Google Translate uses the same file caching system as DeepL. Please refer to the DeepL API section above for a detailed explanation of how the caching mechanism works, its dependencies on OCR quality, and its practical benefits and limitations. All the same considerations and notes apply to Google Translate's caching functionality.
Keyboard Shortcuts
These keyboard shortcuts are available:
Shortcut |
Function |
~ (tilde) |
Start/Stop Translation |
Alt+1 |
Toggle Source Window Visibility |
Alt+2 |
Toggle Translation Window Visibility |
Alt+S |
Save Settings |
Alt+C |
Clear Translation Cache |
Alt+L |
Clear Debug Log |
Note: When the application is stopped (translation inactive), the translation window will be hidden automatically. When the application is started, the translation window will appear automatically. You can manually override this behaviour using the Alt+2 shortcut at any time.
Troubleshooting
If you encounter issues:
- Check the Debugging tab for error messages and the application log.
- Enable OCR Debugging in Settings to see what's being captured and recognised in the Debugging tab.

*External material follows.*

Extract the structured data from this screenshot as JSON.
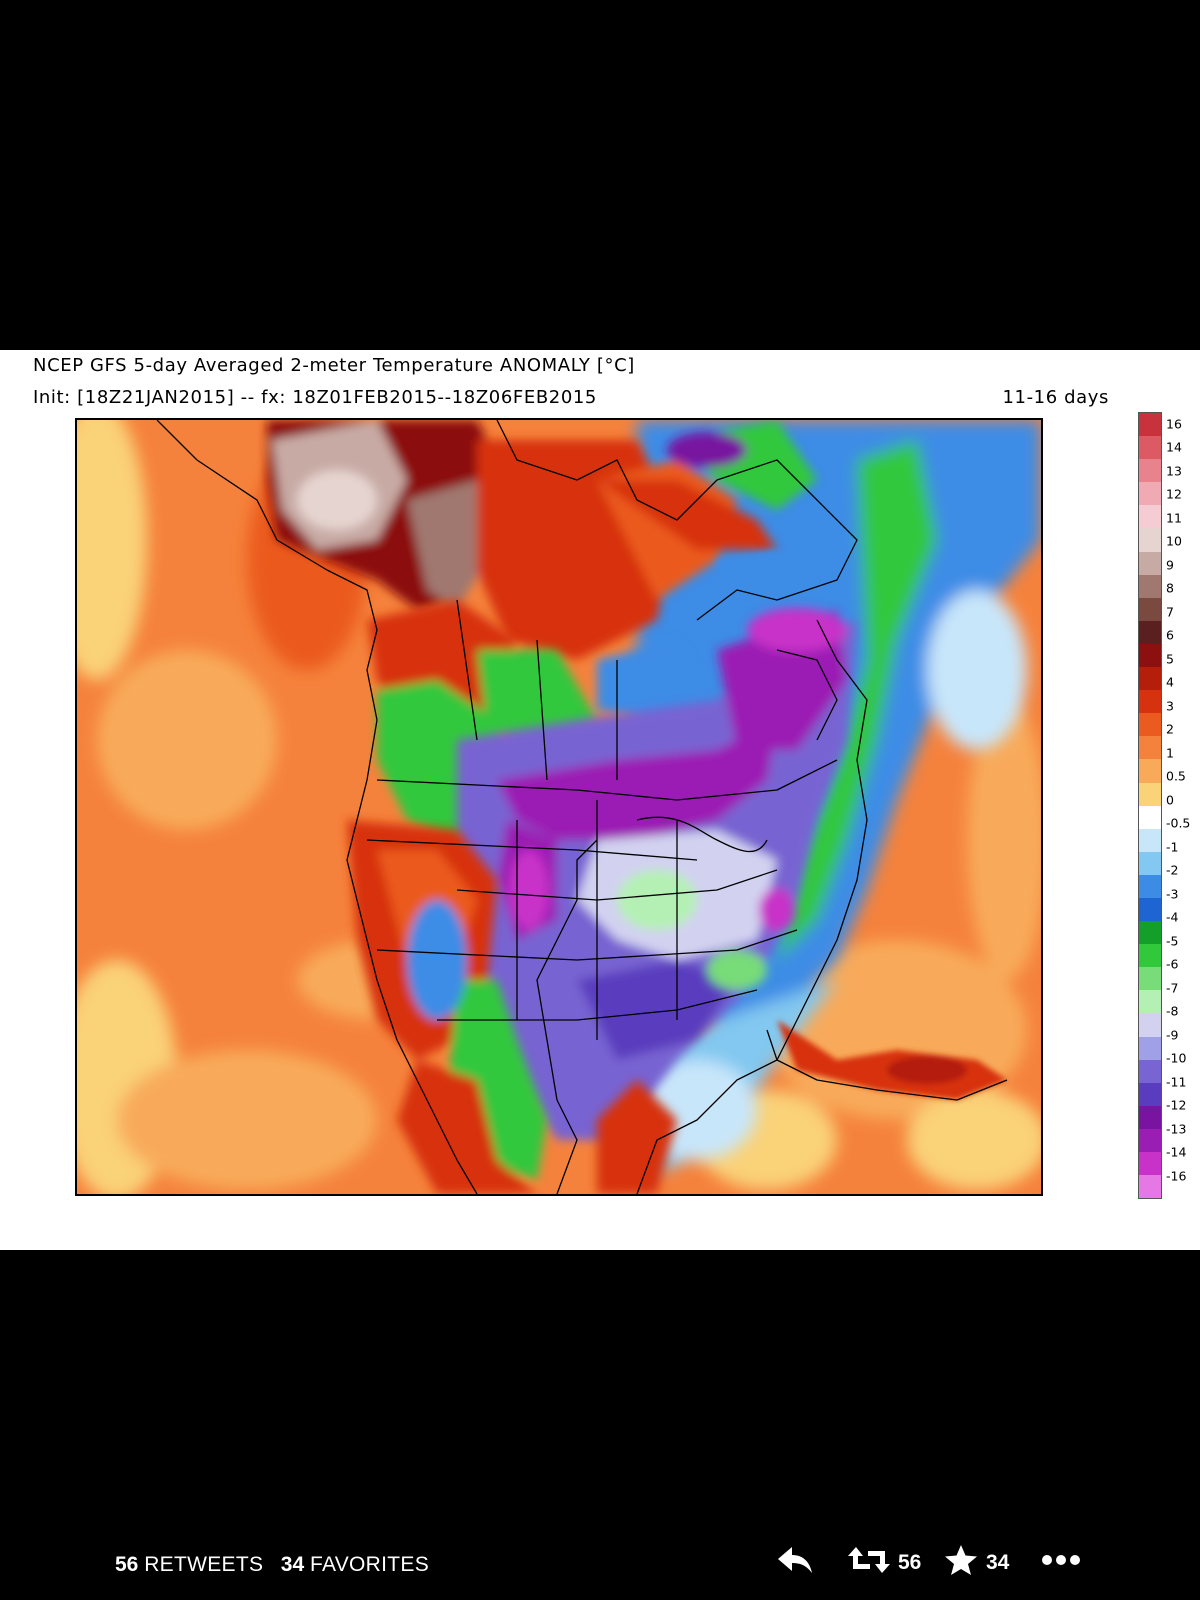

Also view the OCR Preview window (accessible in the Settings tab via the Preview button).
- Adjust settings as needed:
- Try different preprocessing modes, including Adaptive mode for challenging environments.
- Adjust confidence and stability thresholds.

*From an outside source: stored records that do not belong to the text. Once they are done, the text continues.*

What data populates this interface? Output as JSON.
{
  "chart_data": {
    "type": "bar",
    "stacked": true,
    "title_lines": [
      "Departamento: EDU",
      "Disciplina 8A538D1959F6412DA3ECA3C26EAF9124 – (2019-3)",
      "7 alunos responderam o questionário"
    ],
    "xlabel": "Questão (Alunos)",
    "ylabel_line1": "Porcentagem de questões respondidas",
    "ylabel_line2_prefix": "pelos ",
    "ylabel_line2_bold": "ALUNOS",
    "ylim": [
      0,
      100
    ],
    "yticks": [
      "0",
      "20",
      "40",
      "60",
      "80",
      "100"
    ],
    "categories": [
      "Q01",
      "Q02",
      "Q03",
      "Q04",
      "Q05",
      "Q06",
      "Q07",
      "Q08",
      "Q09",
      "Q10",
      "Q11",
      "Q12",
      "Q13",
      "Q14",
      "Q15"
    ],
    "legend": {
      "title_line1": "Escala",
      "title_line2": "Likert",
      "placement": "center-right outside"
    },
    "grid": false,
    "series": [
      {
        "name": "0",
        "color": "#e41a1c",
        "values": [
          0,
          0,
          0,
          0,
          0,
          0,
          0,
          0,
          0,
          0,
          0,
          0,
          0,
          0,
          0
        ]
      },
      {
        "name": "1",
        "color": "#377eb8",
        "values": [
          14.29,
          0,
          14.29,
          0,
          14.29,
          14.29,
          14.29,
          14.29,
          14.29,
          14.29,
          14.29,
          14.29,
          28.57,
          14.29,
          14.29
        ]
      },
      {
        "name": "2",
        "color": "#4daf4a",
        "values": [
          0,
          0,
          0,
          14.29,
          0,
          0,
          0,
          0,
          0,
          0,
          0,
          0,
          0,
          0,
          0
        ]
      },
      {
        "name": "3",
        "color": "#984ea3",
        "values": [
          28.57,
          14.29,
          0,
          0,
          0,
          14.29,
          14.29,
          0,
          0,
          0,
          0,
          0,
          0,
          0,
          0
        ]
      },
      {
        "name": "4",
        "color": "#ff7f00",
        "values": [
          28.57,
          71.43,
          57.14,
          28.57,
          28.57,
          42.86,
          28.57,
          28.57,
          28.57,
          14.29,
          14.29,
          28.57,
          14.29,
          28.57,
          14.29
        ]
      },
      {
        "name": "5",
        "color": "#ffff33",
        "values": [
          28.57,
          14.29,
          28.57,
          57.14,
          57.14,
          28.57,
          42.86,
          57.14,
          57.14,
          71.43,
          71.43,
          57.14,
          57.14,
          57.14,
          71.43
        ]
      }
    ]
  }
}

- Verify source language is correct.
- Enable Remove Trailing Garbage to clean up OCR errors.
- Fine-tune Adaptive mode parameters if using challenging backgrounds.
- Consult the Troubleshooting Guide for common issues and solutions.
Tips and Best Practices
OCR Accuracy
For best OCR results:
- Capture clean, high-contrast text.
- Select appropriate source language.
- Adjust preprocessing mode to match text appearance – try Adaptive mode for difficult backgrounds.

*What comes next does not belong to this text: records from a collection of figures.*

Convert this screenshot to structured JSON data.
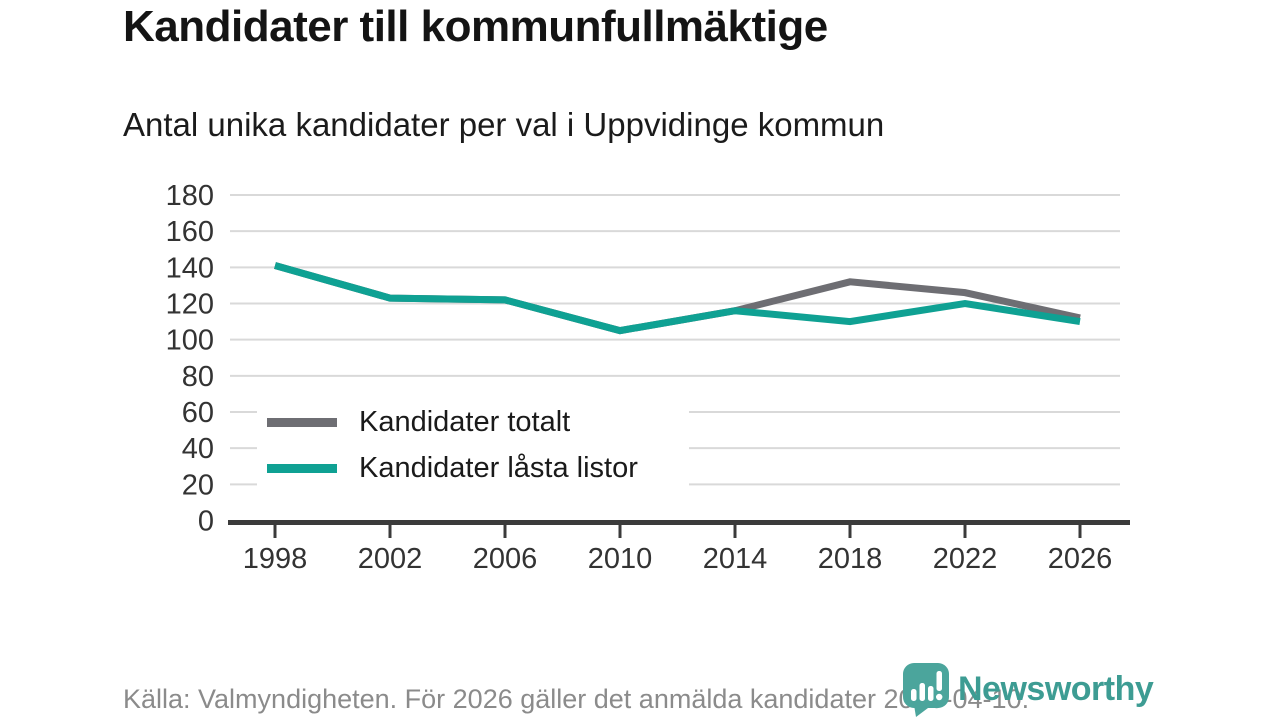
{
  "chart_data": {
    "type": "line",
    "title": "Kandidater till kommunfullmäktige",
    "subtitle": "Antal unika kandidater per val i Uppvidinge kommun",
    "x": [
      1998,
      2002,
      2006,
      2010,
      2014,
      2018,
      2022,
      2026
    ],
    "series": [
      {
        "name": "Kandidater totalt",
        "color": "#6e6e73",
        "values": [
          141,
          123,
          122,
          105,
          116,
          132,
          126,
          112
        ]
      },
      {
        "name": "Kandidater låsta listor",
        "color": "#0fa193",
        "values": [
          141,
          123,
          122,
          105,
          116,
          110,
          120,
          110
        ]
      }
    ],
    "ylim": [
      0,
      180
    ],
    "ytick_step": 20,
    "xlabel": "",
    "ylabel": "",
    "grid": "horizontal gridlines on",
    "legend_position": "inside bottom-left"
  },
  "footer": {
    "source": "Källa: Valmyndigheten. För 2026 gäller det anmälda kandidater 2026-04-10."
  },
  "logo": {
    "text": "Newsworthy",
    "icon": "bar-chart-speech-bubble",
    "text_color": "#3d9c93",
    "icon_color": "#4ba59c"
  },
  "colors": {
    "grid": "#d9d9d9",
    "axis": "#3b3b3b",
    "tick_label": "#333333",
    "source_text": "#8b8b8b",
    "background": "#ffffff"
  }
}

- Resize the capture area to frame text closely but completely.
- Use a larger source area for more context if OCR is struggling.
- Enable Remove Trailing Garbage to clean up recognition artefacts.
- Adjust the confidence threshold to balance between capturing all text (lower values) and reducing errors (higher values).
- For small subtitles on changing backgrounds, experiment with Adaptive mode's Block Size and C Value parameters.
- Use a smaller source capture area.
- Click Disable Debug Log in the Home tab.
- Increase Scan Interval in the Settings tab to reduce CPU usage.
- Disable OCR Debugging in the Settings tab.
- Set the Image Preprocessing Mode to None in the Settings tab.
- For MarianMT:
- Lower Translation Beam Size (MarianMT) for faster translation.
- For DeepL or Google Translate:
- Enable file caching to improve performance with repetitive text.
Practical Applications
-
Games:
🎮
NOTE: OCR Translator may not work correctly with some games in fullscreen mode.
We recommend using borderless windowed mode, which is supported by most modern games.
- Position source overlay over game subtitles or dialogue.
- Place target overlay in a less intrusive area.
- Use the Clear Translation Timeout to keep translations visible as long as text is present on screen.
- Enable Remove Trailing Garbage to clean up OCR errors common in game text.
- For games with challenging subtitle backgrounds, experiment with Adaptive mode settings.
-
Videos:
- Capture subtitle area.
- Adjust preprocessing if subtitles are embedded – Adaptive mode often works well for varying video backgrounds.
- For streaming content, set stability threshold lower (0–1) for faster response.
-
Documents & PDFs:
- Resize source window to capture paragraphs.
- Use stability threshold of 1–2 to reduce flickering when scrolling.
- For scientific or technical documents, increase confidence threshold to reduce errors.
-
Applications:
- Position overlays to avoid covering important UI elements.
- Use hotkeys to quickly toggle translation when needed.
- For applications with changing content, adjust the scan interval for optimal performance.